64 words: "An algorithm generates unpredictable, but well defined coordinates depending on the current date and the latest dow jones opening value. Geeks of all stripes try to visit those points on the same day, hoping to meet like-minded others, do silly things on location and take pictures of themselves with a stupid grin, and write about the expedition on a wiki for the community."
128 words: "A simple algorithm published in May 2008 by American web comic author Randall Munroe takes a date and the latest dow jones opening value on that date, and outputs a pattern of effectively random coordinates around the world, one point for each day in every area of one by one degrees. Geeks who like the idea try to reach these spots whenever possible. They may just enjoy cycling, walking or driving and take the coordinates as an arbitrary fixed goal, or try to meet up with others there. Achievement ribbons await those who reach difficult hashes, perform tricks on location, or just get lucky. The expeditions are then documented with pictures and sometimes a video, so other hashers from around the world can cheer to each others' successes.
-- dawidi 21:52, 17 February 2009 (UTC) That's fricking brilliant (and I can verify that he came up with the first few almost instantly). It definitely deserves a place more exalted than the talk page of a disputed page. -Robyn 22:00, 17 February 2009 (UTC)
Google Chrome sees "geohasher" as a misspelling, and suggests "gatecrasher" as a substitute. ;-) -- Jevanyn
RFC: Geohashing as a spectator sport
(for lack of a better heading)
As near as I can tell, as of June 2012, there are about 500 active geohashers in 20 to 300 graticules around the world.

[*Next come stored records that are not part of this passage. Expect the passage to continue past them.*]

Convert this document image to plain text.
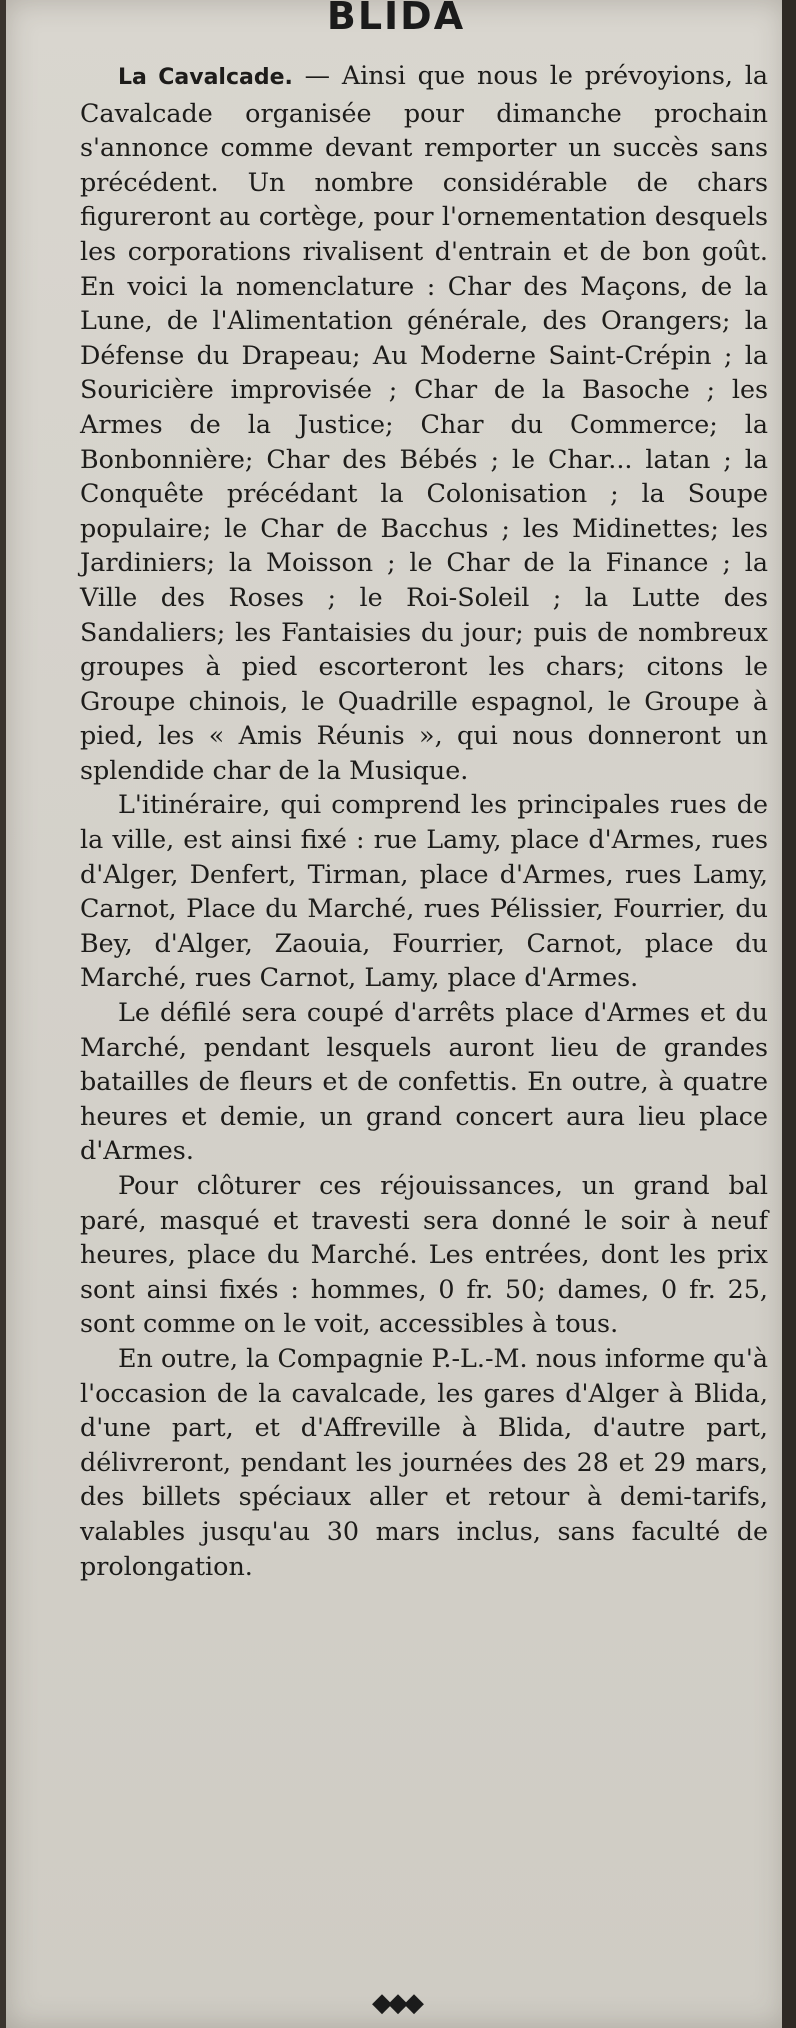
BLIDA

La Cavalcade. — Ainsi que nous le prévoyions, la Cavalcade organisée pour dimanche prochain s'annonce comme devant remporter un succès sans précédent. Un nombre considérable de chars figureront au cortège, pour l'ornementation desquels les corporations rivalisent d'entrain et de bon goût. En voici la nomenclature : Char des Maçons, de la Lune, de l'Alimentation générale, des Orangers; la Défense du Drapeau; Au Moderne Saint-Crépin ; la Souricière improvisée ; Char de la Basoche ; les Armes de la Justice; Char du Commerce; la Bonbonnière; Char des Bébés ; le Char... latan ; la Conquête précédant la Colonisation ; la Soupe populaire; le Char de Bacchus ; les Midinettes; les Jardiniers; la Moisson ; le Char de la Finance ; la Ville des Roses ; le Roi-Soleil ; la Lutte des Sandaliers; les Fantaisies du jour; puis de nombreux groupes à pied escorteront les chars; citons le Groupe chinois, le Quadrille espagnol, le Groupe à pied, les « Amis Réunis », qui nous donneront un splendide char de la Musique.

L'itinéraire, qui comprend les principales rues de la ville, est ainsi fixé : rue Lamy, place d'Armes, rues d'Alger, Denfert, Tirman, place d'Armes, rues Lamy, Carnot, Place du Marché, rues Pélissier, Fourrier, du Bey, d'Alger, Zaouia, Fourrier, Carnot, place du Marché, rues Carnot, Lamy, place d'Armes.

Le défilé sera coupé d'arrêts place d'Armes et du Marché, pendant lesquels auront lieu de grandes batailles de fleurs et de confettis. En outre, à quatre heures et demie, un grand concert aura lieu place d'Armes.

Pour clôturer ces réjouissances, un grand bal paré, masqué et travesti sera donné le soir à neuf heures, place du Marché. Les entrées, dont les prix sont ainsi fixés : hommes, 0 fr. 50; dames, 0 fr. 25, sont comme on le voit, accessibles à tous.

En outre, la Compagnie P.-L.-M. nous informe qu'à l'occasion de la cavalcade, les gares d'Alger à Blida, d'une part, et d'Affreville à Blida, d'autre part, délivreront, pendant les journées des 28 et 29 mars, des billets spéciaux aller et retour à demi-tarifs, valables jusqu'au 30 mars inclus, sans faculté de prolongation.

◆◆◆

This number has remained relatively stead since mid-2009. However, there have been over 10,000 downloads of the Geohash Droid app. This implies that either there are a lot of ninja geohashers out there (and they all have Android phones! lol), or a lot of people are "watching" (or have watched) geohashing, hoping the geohash will land, say, across the street. Do we have usage statistics on how often the application gets activated? Or is that too much like violating the privacy of users? For that matter, do we have stats on how many different wiki users log in each day/week/month? -- Jevanyn 10:43, 12 June 2012 (EDT)
I created an account, just to add my definition of geohacking.
- Manipulating the stock market, so that the next coordinates are in your own backyard, where you throw a huge party.